Wissenschaftler haben ein Verfahren entwickelt, um Tierversuche bei der Zulassung gentechnisch veränderter Pflanzen zu reduzieren

Von Julia Kimmerle

Es könnte ein Schaf sein, das sein Futter frisst. Oder ein Schwein, das eine Portion Mais verdaut. Erkennen kann man es nur mit viel Fantasie, denn auf den ersten Blick ist es nur eine Petrischale. Erst unter dem Mikroskop wird sichtbar: „Das sind Pansenzellkulturen, Zellen aus dem Verdauungstrakt von Schafen, mit denen hier in Düppel geforscht wird“, sagt Angelika Bondzio vom Institut für Veterinär-Biochemie am Fachbereich Veterinärmedizin der Freien Universität Berlin. Mit dem von Professor Ralf Einspanier und Dr. Angelika Bondzio in Kooperation mit dem Institut für Veterinär-Physiologie entwickelten In-Vitro-Modell kann unter anderem untersucht werden, was im Pansen eines Tieres passiert, wenn es mit gentechnisch verändertem Mais gefüttert wird. „In der Petrischale kann ein sogenanntes Vorscreening zeigen, ob die Bestandteile von gentechnisch verändertem Mais beispielsweise den Zellstoffwechsel beeinträchtigen – ähnlich, wie es im Pansen eines Schafes passieren könnte.“

Gentechnisch veränderte Pflanzen werden in Deutschland bisher nur an wenigen Orten angebaut: Im Jahr 2008 wurden etwa 3200 Hektar transgener Mais der Sorte „Mon810“ angebaut, der einzigen bisher in der EU zugelassenen Sorte. Das sind nur etwa 0,2 Prozent der gesamten Mais-Anbaufläche.
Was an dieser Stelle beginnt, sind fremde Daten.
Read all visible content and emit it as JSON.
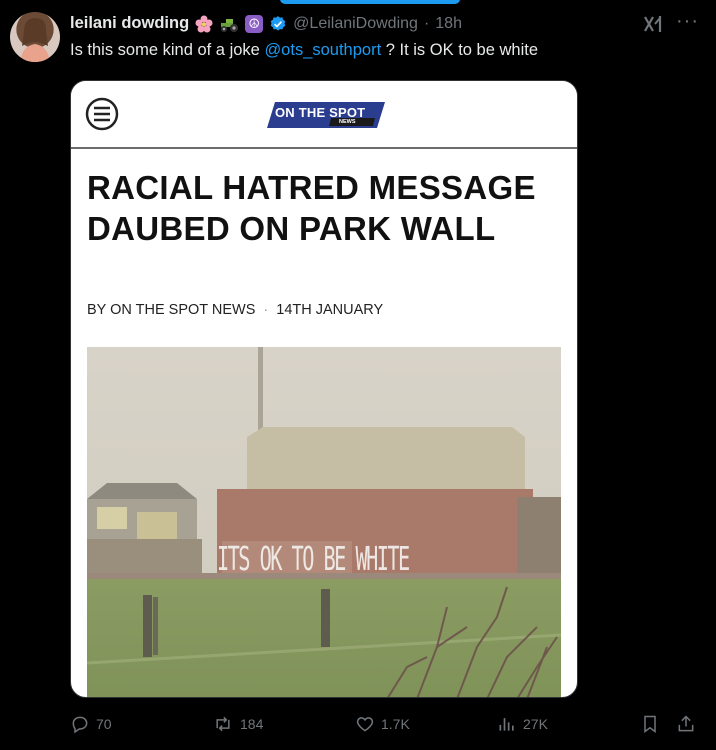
{
  "post": {
    "display_name": "leilani dowding",
    "handle": "@LeilaniDowding",
    "time": "18h",
    "text_before": "Is this some kind of a joke ",
    "mention": "@ots_southport",
    "text_after": " ?  It is OK to be white",
    "badges": [
      "cherry-blossom-emoji",
      "tractor-emoji",
      "peace-symbol-emoji",
      "verified-badge"
    ]
  },
  "card": {
    "logo_text": "ON THE SPOT",
    "logo_sub": "NEWS",
    "headline": "RACIAL HATRED MESSAGE DAUBED ON PARK WALL",
    "byline": "BY ON THE SPOT NEWS",
    "byline_sep": "·",
    "date": "14TH JANUARY",
    "graffiti_text": "ITS OK TO BE WHITE"
  },
  "actions": {
    "replies": "70",
    "reposts": "184",
    "likes": "1.7K",
    "views": "27K"
  },
  "colors": {
    "background": "#000000",
    "text": "#e7e9ea",
    "muted": "#71767b",
    "accent": "#1d9bf0",
    "logo_bg": "#2b3d8f"
  },
  "icons": [
    "grok-icon",
    "more-icon",
    "reply-icon",
    "repost-icon",
    "like-icon",
    "views-icon",
    "bookmark-icon",
    "share-icon",
    "menu-icon"
  ]
}
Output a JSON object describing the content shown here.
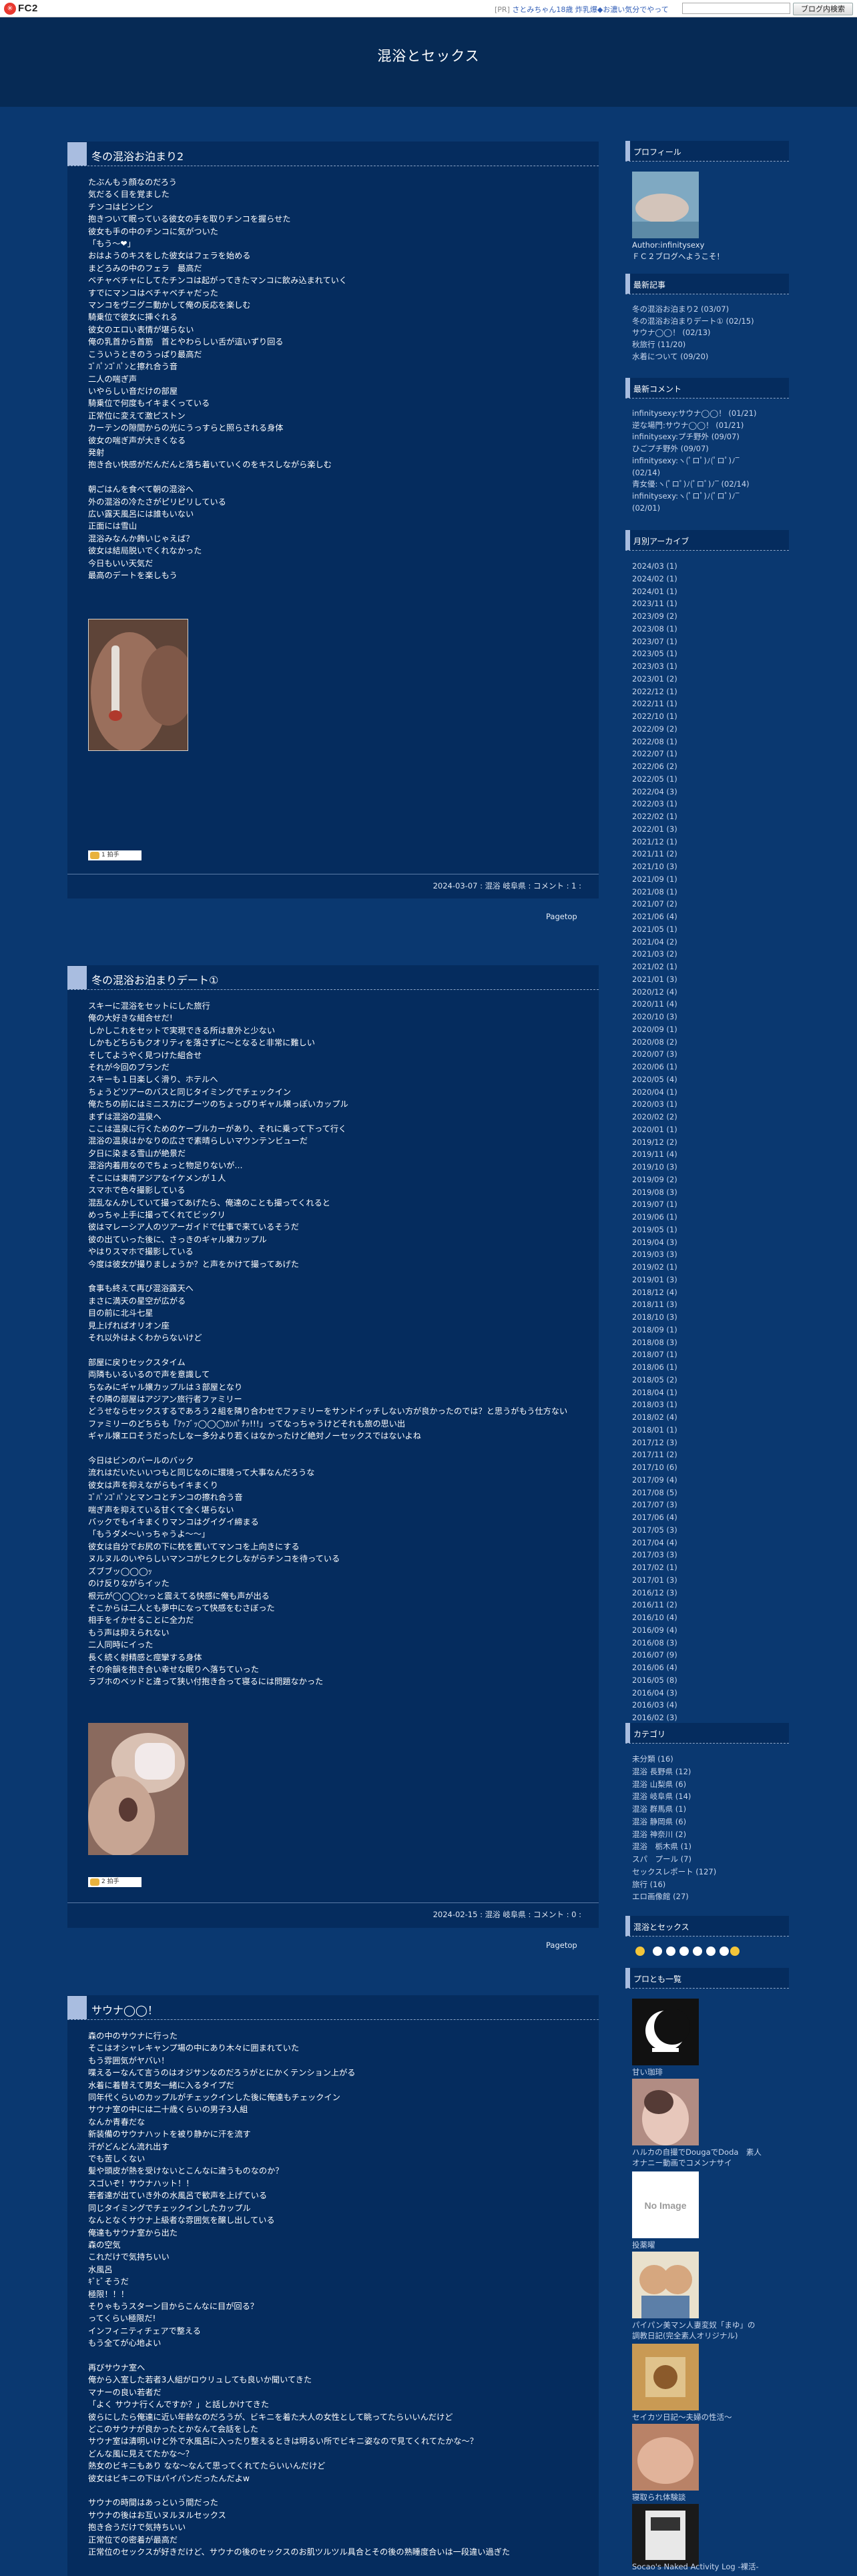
{
  "fc2bar": {
    "logo_text": "FC2",
    "ad_pr": "[PR]",
    "ad_text": " さとみちゃん18歳 炸乳爆◆お濃い気分でやって",
    "search_button": "ブログ内検索"
  },
  "blog": {
    "title": "混浴とセックス"
  },
  "entries": [
    {
      "title": "冬の混浴お泊まり2",
      "body": "たぶんもう顔なのだろう\n気だるく目を覚ました\nチンコはビンビン\n抱きついて眠っている彼女の手を取りチンコを握らせた\n彼女も手の中のチンコに気がついた\n「もう～❤」\nおはようのキスをした彼女はフェラを始める\nまどろみの中のフェラ　最高だ\nベチャベチャにしてたチンコは起がってきたマンコに飲み込まれていく\nすでにマンコはベチャベチャだった\nマンコをヴニグニ動かして俺の反応を楽しむ\n騎乗位で彼女に挿ぐれる\n彼女のエロい表情が堪らない\n俺の乳首から首筋　首とやわらしい舌が這いずり回る\nこういうときのうっぱり最高だ\nｺﾞﾊﾟﾝｺﾞﾊﾟﾝと擦れ合う音\n二人の喘ぎ声\nいやらしい音だけの部屋\n騎乗位で何度もイキまくっている\n正常位に変えて激ピストン\nカーテンの隙間からの光にうっすらと照らされる身体\n彼女の喘ぎ声が大きくなる\n発射\n抱き合い快感がだんだんと落ち着いていくのをキスしながら楽しむ\n\n朝ごはんを食べて朝の混浴へ\n外の混浴の冷たさがピリピリしている\n広い露天風呂には誰もいない\n正面には雪山\n混浴みなんか飾いじゃえば？\n彼女は結局脱いでくれなかった\n今日もいい天気だ\n最高のデートを楽しもう",
      "applause": "1 拍手",
      "meta": "2024-03-07 : 混浴 岐阜県 : コメント : 1 :"
    },
    {
      "title": "冬の混浴お泊まりデート①",
      "body": "スキーに混浴をセットにした旅行\n俺の大好きな組合せだ!\nしかしこれをセットで実現できる所は意外と少ない\nしかもどちらもクオリティを落さずに～となると非常に難しい\nそしてようやく見つけた組合せ\nそれが今回のプランだ\nスキーも１日楽しく滑り、ホテルへ\nちょうどツアーのバスと同じタイミングでチェックイン\n俺たちの前にはミニスカにブーツのちょっぴりギャル嬢っぽいカップル\nまずは混浴の温泉へ\nここは温泉に行くためのケーブルカーがあり、それに乗って下って行く\n混浴の温泉はかなりの広さで素晴らしいマウンテンビューだ\n夕日に染まる雪山が絶景だ\n混浴内着用なのでちょっと物足りないが…\nそこには東南アジアなイケメンが１人\nスマホで色々撮影している\n混乱なんかしていて撮ってあげたら、俺達のことも撮ってくれると\nめっちゃ上手に撮ってくれてビックリ\n彼はマレーシア人のツアーガイドで仕事で来ているそうだ\n彼の出ていった後に、さっきのギャル嬢カップル\nやはりスマホで撮影している\n今度は彼女が撮りましょうか？と声をかけて撮ってあげた\n\n食事も終えて再び混浴露天へ\nまさに満天の星空が広がる\n目の前に北斗七星\n見上げればオリオン座\nそれ以外はよくわからないけど\n\n部屋に戻りセックスタイム\n両隣もいるいるので声を意識して\nちなみにギャル嬢カップルは３部屋となり\nその隣の部屋はアジアン旅行者ファミリー\nどうせならセックスするであろう２組を隣り合わせでファミリーをサンドイッチしない方が良かったのでは？と思うがもう仕方ない\nファミリーのどちらも「ｱｯﾌﾞｯ◯◯◯ｶﾝﾊﾟﾁｯ!!!」ってなっちゃうけどそれも旅の思い出\nギャル嬢エロそうだったしなー多分より若くはなかったけど絶対ノーセックスではないよね\n\n今日はビンのバールのバック\n流れはだいたいいつもと同じなのに環境って大事なんだろうな\n彼女は声を抑えながらもイキまくり\nｺﾞﾊﾟﾝｺﾞﾊﾟﾝとマンコとチンコの擦れ合う音\n喘ぎ声を抑えている甘くて全く堪らない\nバックでもイキまくりマンコはグイグイ締まる\n「もうダメ～いっちゃうよ～～」\n彼女は自分でお尻の下に枕を置いてマンコを上向きにする\nヌルヌルのいやらしいマンコがヒクヒクしながらチンコを待っている\nズブブッ◯◯◯ｯ\nのけ反りながらイッた\n根元が◯◯◯ﾋｯっと震えてる快感に俺も声が出る\nそこからは二人とも夢中になって快感をむさぼった\n相手をイかせることに全力だ\nもう声は抑えられない\n二人同時にイった\n長く続く射精感と痙攣する身体\nその余韻を抱き合い幸せな眠りへ落ちていった\nラブホのベッドと違って狭い付抱き合って寝るには問題なかった",
      "applause": "2 拍手",
      "meta": "2024-02-15 : 混浴 岐阜県 : コメント : 0 :"
    },
    {
      "title": "サウナ◯◯！",
      "body": "森の中のサウナに行った\nそこはオシャレキャンプ場の中にあり木々に囲まれていた\nもう雰囲気がヤバい！\n喋えるーなんて言うのはオジサンなのだろうがとにかくテンション上がる\n水着に着替えて男女一緒に入るタイプだ\n同年代くらいのカップルがチェックインした後に俺達もチェックイン\nサウナ室の中には二十歳くらいの男子3人組\nなんか青春だな\n新装備のサウナハットを被り静かに汗を流す\n汗がどんどん流れ出す\nでも苦しくない\n髪や頭皮が熱を受けないとこんなに違うものなのか？\nスゴいぞ！サウナハット！！\n若者達が出ていき外の水風呂で歓声を上げている\n同じタイミングでチェックインしたカップル\nなんとなくサウナ上級者な雰囲気を醸し出している\n俺達もサウナ室から出た\n森の空気\nこれだけで気持ちいい\n水風呂\nｷﾞﾋﾞそうだ\n極限！！！\nそりゃもうスターン目からこんなに目が回る？\nってくらい極限だ!\nインフィニティチェアで整える\nもう全てが心地よい\n\n再びサウナ室へ\n俺から入室した若者3人組がロウリュしても良いか聞いてきた\nマナーの良い若者だ\n「よく サウナ行くんですか？」と話しかけてきた\n彼らにしたら俺達に近い年齢なのだろうが、ビキニを着た大人の女性として眺ってたらいいんだけど\nどこのサウナが良かったとかなんて会話をした\nサウナ室は清明いけど外で水風呂に入ったり整えるときは明るい所でビキニ姿なので見てくれてたかな～？\nどんな風に見えてたかな～？\n熱女のビキニもあり なな～なんて思ってくれてたらいいんだけど\n彼女はビキニの下はパイパンだったんだよw\n\nサウナの時間はあっという間だった\nサウナの後はお互いヌルヌルセックス\n抱き合うだけで気持ちいい\n正常位での密着が最高だ\n正常位のセックスが好きだけど、サウナの後のセックスのお肌ツルツル具合とその後の熟睡度合いは一段違い過ぎた",
      "applause": "",
      "meta": ""
    }
  ],
  "pagetop_label": "Pagetop",
  "sidebar": {
    "profile": {
      "title": "プロフィール",
      "author": "Author:infinitysexy",
      "greeting": "ＦＣ２ブログへようこそ！"
    },
    "recent_posts": {
      "title": "最新記事",
      "items": [
        "冬の混浴お泊まり2 (03/07)",
        "冬の混浴お泊まりデート① (02/15)",
        "サウナ◯◯！ (02/13)",
        "秋旅行 (11/20)",
        "水着について (09/20)"
      ]
    },
    "recent_comments": {
      "title": "最新コメント",
      "items": [
        "infinitysexy:サウナ◯◯！ (01/21)",
        "逆な場門:サウナ◯◯！ (01/21)",
        "infinitysexy:プチ野外 (09/07)",
        "ひごプチ野外 (09/07)",
        "infinitysexy:ヽ(ﾟロﾟ)ﾉ(ﾟロﾟ)ﾉ‾",
        "(02/14)",
        "青女優:ヽ(ﾟロﾟ)ﾉ(ﾟロﾟ)ﾉ‾ (02/14)",
        "infinitysexy:ヽ(ﾟロﾟ)ﾉ(ﾟロﾟ)ﾉ‾",
        "(02/01)"
      ]
    },
    "archive": {
      "title": "月別アーカイブ",
      "items": [
        "2024/03 (1)",
        "2024/02 (1)",
        "2024/01 (1)",
        "2023/11 (1)",
        "2023/09 (2)",
        "2023/08 (1)",
        "2023/07 (1)",
        "2023/05 (1)",
        "2023/03 (1)",
        "2023/01 (2)",
        "2022/12 (1)",
        "2022/11 (1)",
        "2022/10 (1)",
        "2022/09 (2)",
        "2022/08 (1)",
        "2022/07 (1)",
        "2022/06 (2)",
        "2022/05 (1)",
        "2022/04 (3)",
        "2022/03 (1)",
        "2022/02 (1)",
        "2022/01 (3)",
        "2021/12 (1)",
        "2021/11 (2)",
        "2021/10 (3)",
        "2021/09 (1)",
        "2021/08 (1)",
        "2021/07 (2)",
        "2021/06 (4)",
        "2021/05 (1)",
        "2021/04 (2)",
        "2021/03 (2)",
        "2021/02 (1)",
        "2021/01 (3)",
        "2020/12 (4)",
        "2020/11 (4)",
        "2020/10 (3)",
        "2020/09 (1)",
        "2020/08 (2)",
        "2020/07 (3)",
        "2020/06 (1)",
        "2020/05 (4)",
        "2020/04 (1)",
        "2020/03 (1)",
        "2020/02 (2)",
        "2020/01 (1)",
        "2019/12 (2)",
        "2019/11 (4)",
        "2019/10 (3)",
        "2019/09 (2)",
        "2019/08 (3)",
        "2019/07 (1)",
        "2019/06 (1)",
        "2019/05 (1)",
        "2019/04 (3)",
        "2019/03 (3)",
        "2019/02 (1)",
        "2019/01 (3)",
        "2018/12 (4)",
        "2018/11 (3)",
        "2018/10 (3)",
        "2018/09 (1)",
        "2018/08 (3)",
        "2018/07 (1)",
        "2018/06 (1)",
        "2018/05 (2)",
        "2018/04 (1)",
        "2018/03 (1)",
        "2018/02 (4)",
        "2018/01 (1)",
        "2017/12 (3)",
        "2017/11 (2)",
        "2017/10 (6)",
        "2017/09 (4)",
        "2017/08 (5)",
        "2017/07 (3)",
        "2017/06 (4)",
        "2017/05 (3)",
        "2017/04 (4)",
        "2017/03 (3)",
        "2017/02 (1)",
        "2017/01 (3)",
        "2016/12 (3)",
        "2016/11 (2)",
        "2016/10 (4)",
        "2016/09 (4)",
        "2016/08 (3)",
        "2016/07 (9)",
        "2016/06 (4)",
        "2016/05 (8)",
        "2016/04 (3)",
        "2016/03 (4)",
        "2016/02 (3)",
        "2016/01 (7)"
      ]
    },
    "categories": {
      "title": "カテゴリ",
      "items": [
        "未分類 (16)",
        "混浴 長野県 (12)",
        "混浴 山梨県 (6)",
        "混浴 岐阜県 (14)",
        "混浴 群馬県 (1)",
        "混浴 静岡県 (6)",
        "混浴 神奈川 (2)",
        "混浴　栃木県 (1)",
        "スパ　プール (7)",
        "セックスレポート (127)",
        "旅行 (16)",
        "エロ画像館 (27)"
      ]
    },
    "link_banner": {
      "title": "混浴とセックス"
    },
    "friends": {
      "title": "プロとも一覧",
      "items": [
        "甘い珈琲",
        "ハルカの自撮でDougaでDoda　素人",
        "オナニー動画でコメンナサイ",
        "投薬曜",
        "パイパン美マン人妻変奴「まゆ」の",
        "調教日記(完全素人オリジナル)",
        "セイカツ日記〜夫婦の性活〜",
        "寝取られ体験談",
        "Socao's Naked Activity Log -裸活-"
      ],
      "noimage_label": "No Image"
    }
  }
}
Da dem Mais ein Genkonstrukt aus dem Bodenbakterium Bacillus thuringiensis (Bt) eingesetzt ist, produziert die Pflanze ein eigenes Insektengift und kann sich so auch ohne Pestizide gegen Schädlinge schützen, etwa gegen den sogenannten Maiszünsler. Ob der Mais, wenn er später an Nutztiere verfüttert wird, negative Auswirkungen auf deren Verdauung hat, ist ein Gebiet, auf dem seit Jahren auch in der Arbeitsgruppe von Professor Einspanier intensiv geforscht wird. Die Ergebnisse der Studie an der Freien Universität ergaben, dass die Zellen durch Zugabe dieses Proteins aus verändertem Mais nicht beeinträchtigt wurden.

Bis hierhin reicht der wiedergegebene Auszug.